Death fuels Nigerian discontent

June 19, 1998

DIPLOMATIC sources in Lagos believe that the coming weeks might see a confrontation between Nigeria's long-suffering university community and the military in the wake of the sudden death of head of state Sani Abacha.

Before his death earlier this month Abacha ordered vice-chancellors of the country's 34 universities to close their campuses for 14 days from June 1.

They may now remain shut until the August 1 presidential elections.

A western diplomat who asked for anonymity said: "Poorly paid lecturers and poorly fed students in a country that produces two million barrels of crude oil every day should lead gradually to popular insurrection if nothing is done to stem the tide towards accelerated poverty."

Students and lecturers had expected a further attack on university autonomy. The closure directive was aimed at preventing members of the Academic Staff Union of Universities and the National Association of Nigerian Students from commemorating two human rights violations: the annulment of the 1992 presidential elections, believed to have been won by Moshood Abiola, and the 1996 murder of his wife Kudiratu Abiola. Chief Abiola was not among the nine political prisoners the new military government released this week as a gesture of "national reconciliation".

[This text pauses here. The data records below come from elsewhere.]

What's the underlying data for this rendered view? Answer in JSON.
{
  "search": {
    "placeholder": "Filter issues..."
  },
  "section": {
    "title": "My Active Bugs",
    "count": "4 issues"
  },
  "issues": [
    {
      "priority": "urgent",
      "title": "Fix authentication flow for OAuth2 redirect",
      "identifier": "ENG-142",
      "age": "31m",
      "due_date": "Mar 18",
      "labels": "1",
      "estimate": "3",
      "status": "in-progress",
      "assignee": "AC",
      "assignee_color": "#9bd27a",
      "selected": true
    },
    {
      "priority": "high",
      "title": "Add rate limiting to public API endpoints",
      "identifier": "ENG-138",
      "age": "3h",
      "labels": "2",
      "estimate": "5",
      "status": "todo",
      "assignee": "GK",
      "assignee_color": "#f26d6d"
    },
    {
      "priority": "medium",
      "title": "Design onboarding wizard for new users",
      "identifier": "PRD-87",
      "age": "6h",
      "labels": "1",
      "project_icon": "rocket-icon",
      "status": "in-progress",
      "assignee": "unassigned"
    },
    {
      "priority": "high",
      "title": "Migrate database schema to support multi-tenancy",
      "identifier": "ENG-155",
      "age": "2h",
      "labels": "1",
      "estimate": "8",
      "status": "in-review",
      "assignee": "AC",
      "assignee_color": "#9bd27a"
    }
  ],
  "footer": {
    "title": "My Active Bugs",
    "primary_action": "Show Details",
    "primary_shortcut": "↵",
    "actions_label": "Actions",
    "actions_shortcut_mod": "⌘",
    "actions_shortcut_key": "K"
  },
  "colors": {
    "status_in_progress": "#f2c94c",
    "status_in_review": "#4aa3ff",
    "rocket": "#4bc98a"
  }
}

Before Abacha's death students were planning to defy the order. Simbiatu Ahmed, a chemistry student at the River State University College of Technology, said: "Despite attempts by the state security agents to prevent the students from taking part in these events, we are determined to march on. Our aim, which is similar to those of Indonesian students, is to oust Abacha through mass action, just as the students removed the Indonesian dictator General Suharto."

When state radio and television announced General Abacha's death, students and other young people poured into the streets of Lagos, Ibadan and other southern cities to celebrate. In the north there was a sense of apprehension that the country might drift into chaos and anarchy if the military hierarchy does not respect the wishes of the people.

The appointment of Abdulsalam Abubakar as head of state was greeted with disappointment and scorn in the universities.

Ngoti Nkechukuu, a student at the physics department of the University of Nsukka, said: "The military has outlived its usefulness, and it is time for it to quit the scene before it is too late. The generals must retrace their steps and rethink. We, as students, should remember the golden words on Radio Kudirat International (Nigeria's opposition radio station) 'military dictatorship can never bring out the best for Nigerians'."

Both the student and lecturers' unions have reiterated rejection of the military government and put forward their demands:

* release of all political prisoners, including Moshood Abiola

* a two-year government of national unity, representing all political opinion, to be headed by Abiola

* a conference to resolve social and economic problems and to draft a new constitution

* an inquiry into the siphoning off of Nigeria's oil revenue, estimated at more than US$40 billion since the military came to power

* a special grant to all universities to revamp their deteriorating infrastructure.